Interest & bonds

Here you can find the current key interest rates and conditions for bonds. See at a glance how interest rates are developing, compare different terms and issuers, and gain the insights you need to make well-informed investment decisions. Are you looking for current mortgage interest rates?

Saron

Compare mortgage interest rates

10-yr fixed-interest

Generali
1,54%
Migros Bank
1,97%
St.Galler Kantonalbank (SGKB)
2,05%
Raiffeisen (Durchschnitt)
2,07%
Valiant
2,12%

Saron

Frequently asked questions on interest rates and bonds

  • What can you find on this page?

    Here you can find an overview of key figures and obtain the information you need to make decisions on mortgages or investments. 

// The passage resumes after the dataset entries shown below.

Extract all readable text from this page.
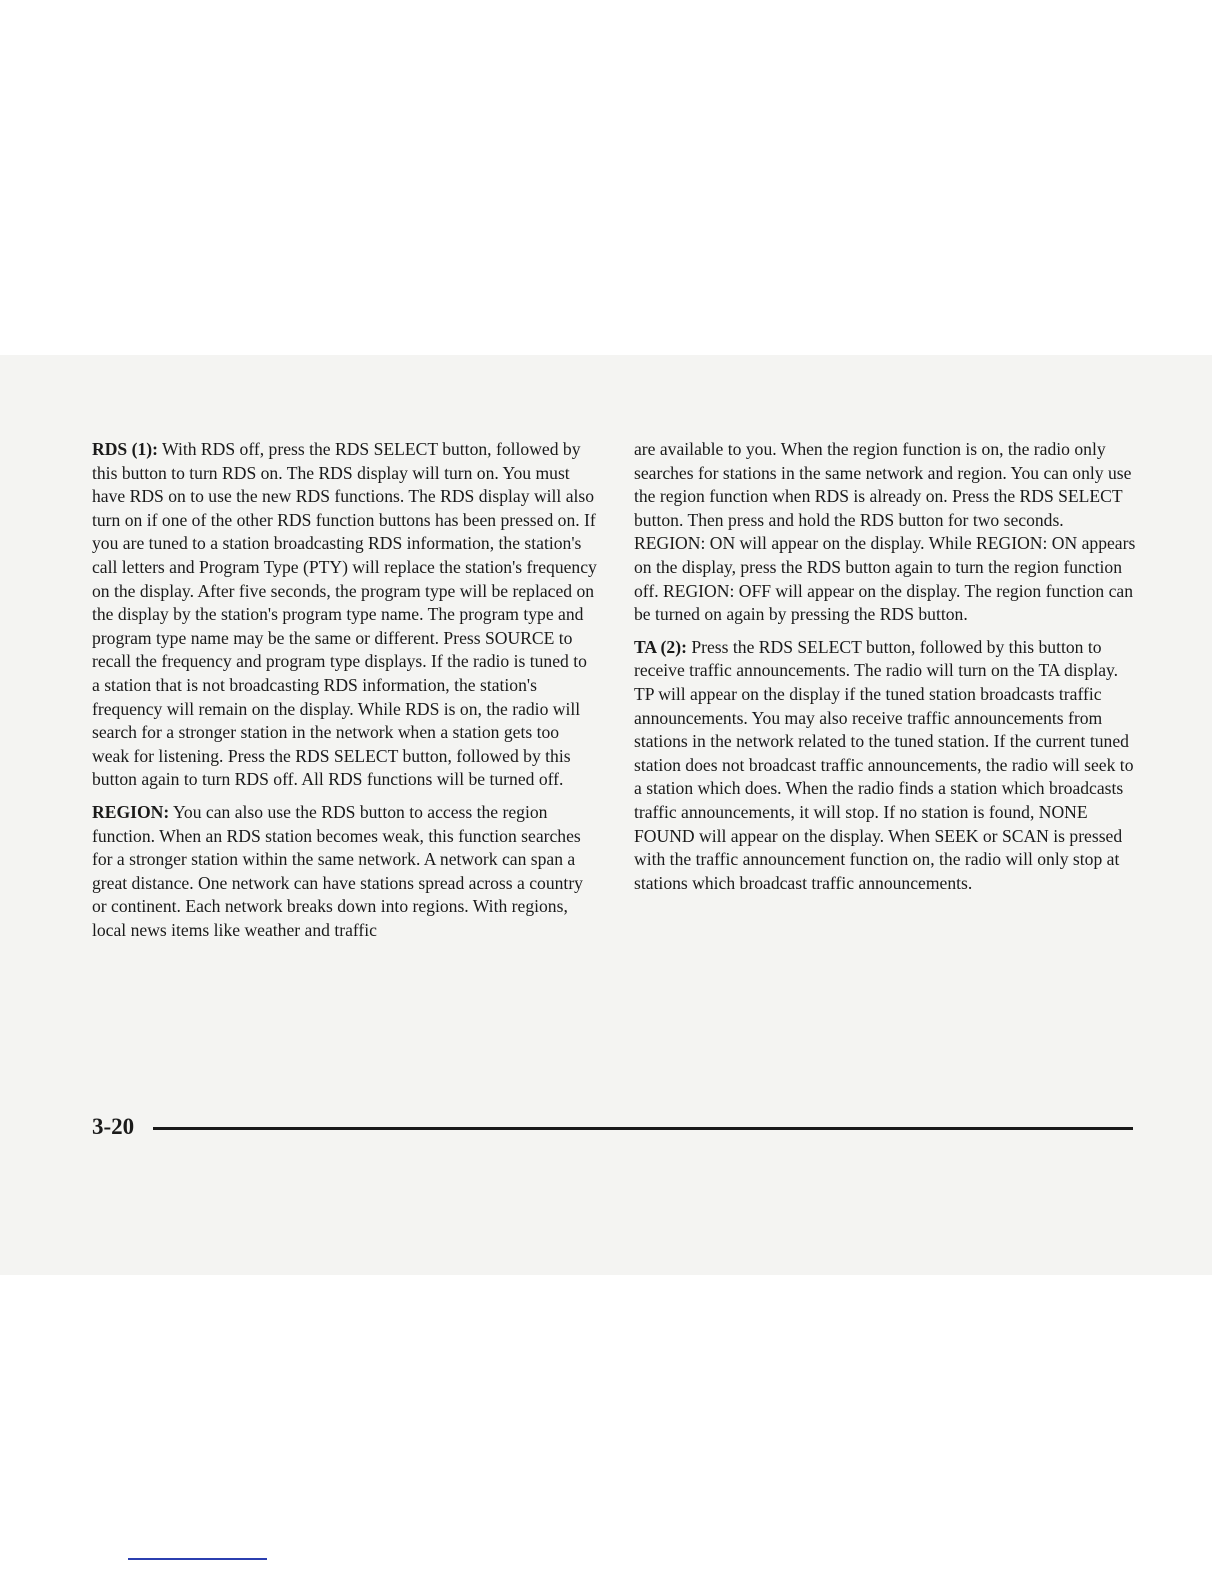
RDS (1): With RDS off, press the RDS SELECT button, followed by this button to turn RDS on. The RDS display will turn on. You must have RDS on to use the new RDS functions. The RDS display will also turn on if one of the other RDS function buttons has been pressed on. If you are tuned to a station broadcasting RDS information, the station's call letters and Program Type (PTY) will replace the station's frequency on the display. After five seconds, the program type will be replaced on the display by the station's program type name. The program type and program type name may be the same or different. Press SOURCE to recall the frequency and program type displays. If the radio is tuned to a station that is not broadcasting RDS information, the station's frequency will remain on the display. While RDS is on, the radio will search for a stronger station in the network when a station gets too weak for listening. Press the RDS SELECT button, followed by this button again to turn RDS off. All RDS functions will be turned off.

REGION: You can also use the RDS button to access the region function. When an RDS station becomes weak, this function searches for a stronger station within the same network. A network can span a great distance. One network can have stations spread across a country or continent. Each network breaks down into regions. With regions, local news items like weather and traffic

are available to you. When the region function is on, the radio only searches for stations in the same network and region. You can only use the region function when RDS is already on. Press the RDS SELECT button. Then press and hold the RDS button for two seconds. REGION: ON will appear on the display. While REGION: ON appears on the display, press the RDS button again to turn the region function off. REGION: OFF will appear on the display. The region function can be turned on again by pressing the RDS button.

TA (2): Press the RDS SELECT button, followed by this button to receive traffic announcements. The radio will turn on the TA display. TP will appear on the display if the tuned station broadcasts traffic announcements. You may also receive traffic announcements from stations in the network related to the tuned station. If the current tuned station does not broadcast traffic announcements, the radio will seek to a station which does. When the radio finds a station which broadcasts traffic announcements, it will stop. If no station is found, NONE FOUND will appear on the display. When SEEK or SCAN is pressed with the traffic announcement function on, the radio will only stop at stations which broadcast traffic announcements.

3-20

    • Policy rates of central banks (SNB, ECB and the Fed): They control short-term interest rates – in particular, the SARON in Switzerland.
    • Current mortgage interest rates (Switzerland) and SARON rates: Money market mortgages are based on these rates. 
    • Swap rates in CHF, EUR and USD: These provide the basis for the yield curves on the money and capital markets. 
    • Yields on government bonds (Switzerland, Germany and the United States): These are an important reference point for long-term interest rates. 
    • Interest rate trends and forecasts, especially for mortgages, bonds and savings interest.
  • Who's affected by interest rates?

    Interest rates represent the price of money. They affect virtually all households and companies: 

    • Homeowners: Mortgage interest rates in Switzerland determine the costs of new financing, extensions and SARON mortgages. Both current interest rates and expected interest rate trends are key. Money market mortgages are closely aligned with the policy rate, while fixed-rate mortgages are more strongly influenced by expectations on the capital market. 
    • Tenants: The reference interest rate for mortgages serves as a basis for rent adjustments. If it rises or falls, rents may be raised or lowered in certain circumstances. 
    • Savers: The development of savings interest rates in Switzerland is strongly dependent on the SNB's policy rates. Higher interest rates make savings accounts more attractive again. 
    • Companies: Interest rate developments influence borrowing costs and investments. Falling interest rates can support capital-intensive sectors such as construction and industry. 
    • Investors: Interest rates have a direct effect on bonds. If interest rates rise, the prices of existing bonds tend to fall, whereas falling interest rates usually lead to higher prices for these bonds. Equity markets also respond to changes in interest rates. Low interest rates often increase the appeal of shares, while rising interest rates can have a dampening effect.
  • What are central bank interest rates?

    The SNB policy rate is the most important interest rate in Switzerland. It's set by the Swiss National Bank and determines short-term interest rates on the money market. The SNB uses this policy rate to influence the following: 

    • The development of short-term mortgage interest rates 
    • The general interest rate environment for savers 
    • The general interest rate trend on the money market 

    The policy rate is therefore a central point of reference for many other interest rates.

  • How do the SNB and other central banks set interest rates?

    Central banks like the SNB, ECB and US Federal Reserve adjust their interest rate policy according to the level of inflation and the economic situation. 

    • Low interest rates can support investment and economic activity. 
    • High interest rates help to curb inflation but tend to have a delayed effect on the economy. 

    In other words, monetary policy influences both the development of interest rates and the economic environment.

  • What are swap rates?

    Swap rates are important reference values for various terms on the money and capital markets. The yield curves on the money and capital markets are based on swap rates. For this reason, they're particularly relevant when assessing fixed-rate mortgages and evaluating the overall interest rate structure.

  • What are government bonds?

    Government bonds are debt securities that states use as a form of financing. Bonds are debt obligations with a fixed or variable interest rate and generally a fixed maturity and repayment date.

  • How do interest rates affect the value of bonds and equities?

    Interest rates and bonds usually move in opposite directions. 

    Rising interest rates → falling bond prices 

    Falling interest rates → rising bond prices 

    Equities also respond to changes in interest rates: low interest rates can make equities more attractive, while rising interest rates can have a dampening effect. As a result, the development of interest rates influences the performance of securities portfolios.

  • What's the relationship between the different interest rates?

    Interest rates are closely related to each other: 

    1. The SNB changes its policy rate. 
    2. Short-term interest rates respond immediately. 
    3. Expectations influence swap rates. 
    4. Mortgage interest rates and bond yields adjust. 

    This development is reflected in the yield curve.

  • Are long-term interest rates always higher than short-term interest rates?

    As a rule, long-term interest rates are higher because both the default risk and the interest rate risk increase with longer terms. But there are exceptions: in the case of an inverse yield curve, short-term interest rates are higher than long-term rates. This typically occurs when the market expects falling interest rates or an economic slowdown.